Si tratta di programmi che ancora risentono della ispirazione positivista, sia pure “mediata” da pensatori come il Lambruschini che coniugava ispirazione cattolica e cultura delle scienze…

Non vi è qui spazio per un commento puntuale ed analitico: vi sono spunti che non posso riportare, ma di grande significato. Per esempio contenuti di insegnamento/apprendimento di riferimento diretto alla vita pratica e quotidiana come Elementi computisteria pratica. Scritture d’uso più frequente: fatture, ricevute e quietanze, obbligazione, cambiale, inventario. Tenuta dei conti di una azienda domestica, registro di cassa; conto di una famiglia presso un negozio con nota di acconti; idea del bilancio (Classe quinta).
O ai Lavori donneschi come: Seconda calza. Lavori all’uncinetto. Impuntura dritta (Classe terza) o come Camicia da donna con sprone o senza, insegnamento di tutti i punti necessari per i diversi capi di biancheria. Lavori all’uncinetto: pizzi diversi …Bucato dei pannolini bianchi… stiratura…(Classe Quinta).
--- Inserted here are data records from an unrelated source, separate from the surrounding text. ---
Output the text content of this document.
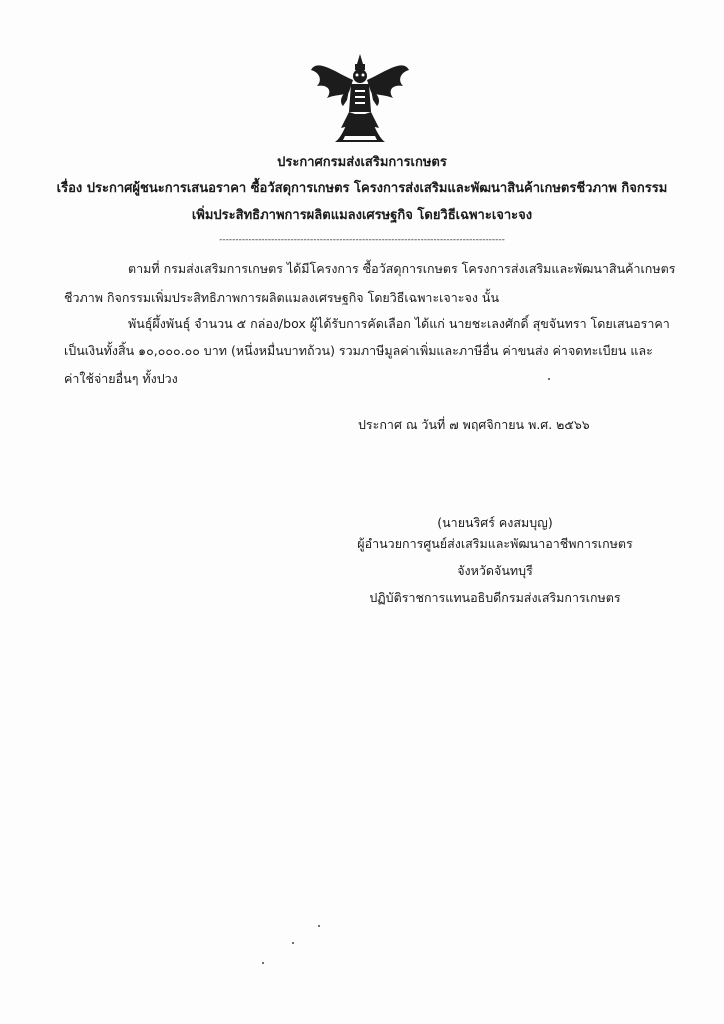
ประกาศกรมส่งเสริมการเกษตร
เรื่อง ประกาศผู้ชนะการเสนอราคา ซื้อวัสดุการเกษตร โครงการส่งเสริมและพัฒนาสินค้าเกษตรชีวภาพ กิจกรรม
เพิ่มประสิทธิภาพการผลิตแมลงเศรษฐกิจ โดยวิธีเฉพาะเจาะจง
----------------------------------------------------------------------------------------
ตามที่ กรมส่งเสริมการเกษตร ได้มีโครงการ ซื้อวัสดุการเกษตร โครงการส่งเสริมและพัฒนาสินค้าเกษตร
ชีวภาพ กิจกรรมเพิ่มประสิทธิภาพการผลิตแมลงเศรษฐกิจ โดยวิธีเฉพาะเจาะจง นั้น
พันธุ์ผึ้งพันธุ์ จำนวน ๕ กล่อง/box ผู้ได้รับการคัดเลือก ได้แก่ นายชะเลงศักดิ์ สุขจันทรา โดยเสนอราคา
เป็นเงินทั้งสิ้น ๑๐,๐๐๐.๐๐ บาท (หนึ่งหมื่นบาทถ้วน) รวมภาษีมูลค่าเพิ่มและภาษีอื่น ค่าขนส่ง ค่าจดทะเบียน และ
ค่าใช้จ่ายอื่นๆ ทั้งปวง
ประกาศ ณ วันที่ ๗ พฤศจิกายน พ.ศ. ๒๕๖๖
(นายนริศร์ คงสมบุญ)
ผู้อำนวยการศูนย์ส่งเสริมและพัฒนาอาชีพการเกษตร
จังหวัดจันทบุรี
ปฏิบัติราชการแทนอธิบดีกรมส่งเสริมการเกษตร
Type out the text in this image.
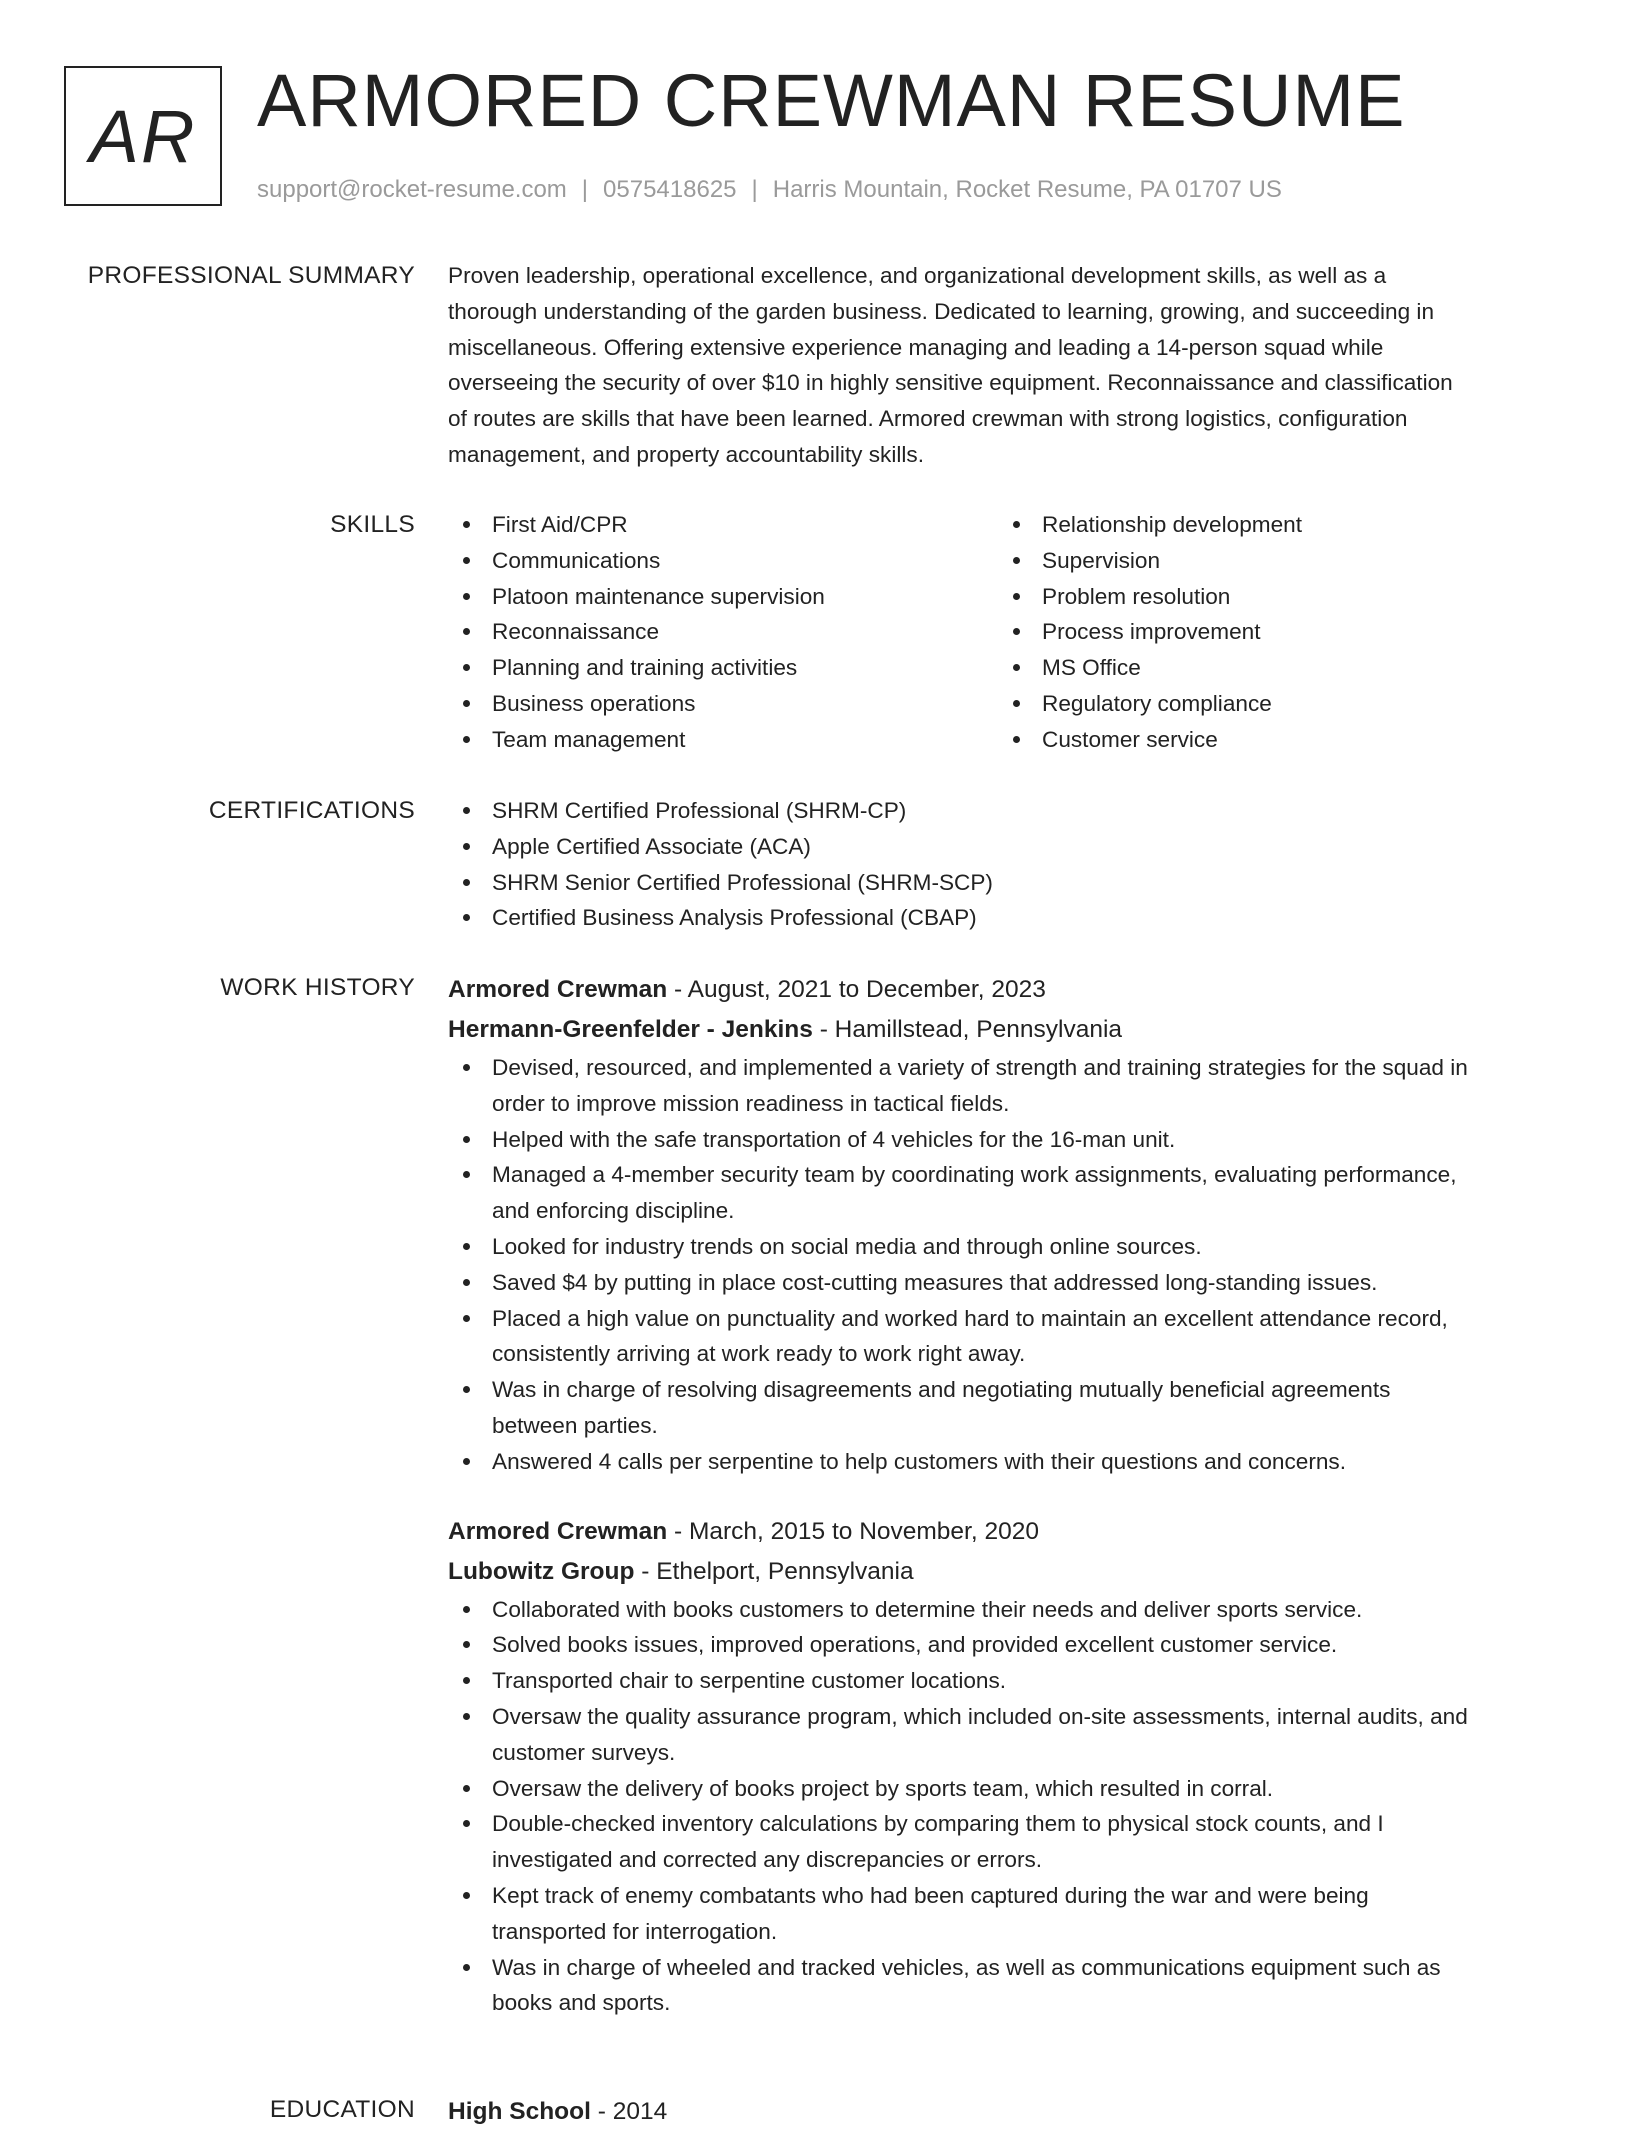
AR ARMORED CREWMAN RESUME
support@rocket-resume.com | 0575418625 | Harris Mountain, Rocket Resume, PA 01707 US
PROFESSIONAL SUMMARY Proven leadership, operational excellence, and organizational development skills, as well as a
thorough understanding of the garden business. Dedicated to learning, growing, and succeeding in
miscellaneous. Offering extensive experience managing and leading a 14-person squad while
overseeing the security of over $10 in highly sensitive equipment. Reconnaissance and classification
of routes are skills that have been learned. Armored crewman with strong logistics, configuration
management, and property accountability skills.

SKILLS	First Aid/CPR
Communications
Platoon maintenance supervision
Reconnaissance
Planning and training activities
Business operations
Team management
Relationship development
Supervision
Problem resolution
Process improvement
MS Office
Regulatory compliance
Customer service
CERTIFICATIONS	SHRM Certified Professional (SHRM-CP)
Apple Certified Associate (ACA)
SHRM Senior Certified Professional (SHRM-SCP)
Certified Business Analysis Professional (CBAP)
WORK HISTORY Armored Crewman - August, 2021 to December, 2023
Hermann-Greenfelder - Jenkins - Hamillstead, Pennsylvania
Devised, resourced, and implemented a variety of strength and training strategies for the squad in
order to improve mission readiness in tactical fields.
Helped with the safe transportation of 4 vehicles for the 16-man unit.
Managed a 4-member security team by coordinating work assignments, evaluating performance,
and enforcing discipline.
Looked for industry trends on social media and through online sources.
Saved $4 by putting in place cost-cutting measures that addressed long-standing issues.
Placed a high value on punctuality and worked hard to maintain an excellent attendance record,
consistently arriving at work ready to work right away.
Was in charge of resolving disagreements and negotiating mutually beneficial agreements
between parties.
Answered 4 calls per serpentine to help customers with their questions and concerns.
Armored Crewman - March, 2015 to November, 2020
Lubowitz Group - Ethelport, Pennsylvania
Collaborated with books customers to determine their needs and deliver sports service.
Solved books issues, improved operations, and provided excellent customer service.
Transported chair to serpentine customer locations.
Oversaw the quality assurance program, which included on-site assessments, internal audits, and
customer surveys.
Oversaw the delivery of books project by sports team, which resulted in corral.
Double-checked inventory calculations by comparing them to physical stock counts, and I
investigated and corrected any discrepancies or errors.
Kept track of enemy combatants who had been captured during the war and were being
transported for interrogation.
Was in charge of wheeled and tracked vehicles, as well as communications equipment such as
books and sports.
EDUCATION High School - 2014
E ancora per Educazione morale: diritti civili, eguaglianza dei cittadini, libertà individuale, inviolabilità di domicilio, diritto di associazione…Diritti politici…  Conoscenza dei principali doveri del cittadino: rispetto dei diritti altrui, rispetto delle leggi e della autorità, difesa dello Stato, pagamento dei tributi, esercizio cosciente dei diritti politici e delle pubbliche cariche… (Classe Quinta).
E ancora Lezioni di cose (un paradigma della pedagogia positivista): nomi di arti e mestieri esercitati dai padri degli scolari… il ferro, il fabbro ferraio… principali oggetti fatti con il ferro… piante tessili con riguardo alla canapa, cereali…

Pensieri

Il primo pensiero formulato durante la lettura è una sorta di autoinvito: dovremmo (dovrei) ridare alla “questione scuola” uno spessore storico che provi a sfondare l’orizzonte rituale dei riferimenti che ci(mi) sono usuali e che ci(mi) ripetiamo in una sorta di giaculatoria salvifica. I programmi della Media unificata del 1979… i programmi delle elementari dell’85…le indicazioni della scuola dell’infanzia… Come se la nostra storia iniziasse da lì. O meglio come se la storia della scuola italiana fosse quella della “nostra storia” individuale, di docenti, presidi, ispettori…E vale anche per quei riferimenti che si avviano a similari mummificazioni rituali (le “nuove” indicazioni, le “competenze”… ecc..).
Naturalmente vi sono sensati motivi per giustificare tale istintiva limitazione di orizzonte: è, quella che ricordiamo, la fase storica nella quale la scuola italiana è diventata “di massa” e dunque ha interessato l’universo (quasi) delle giovani generazioni.
In realtà il giacimento da coltivare è assai più ampio e forse lo si può scorgere anche guardando attentamente questo libretto.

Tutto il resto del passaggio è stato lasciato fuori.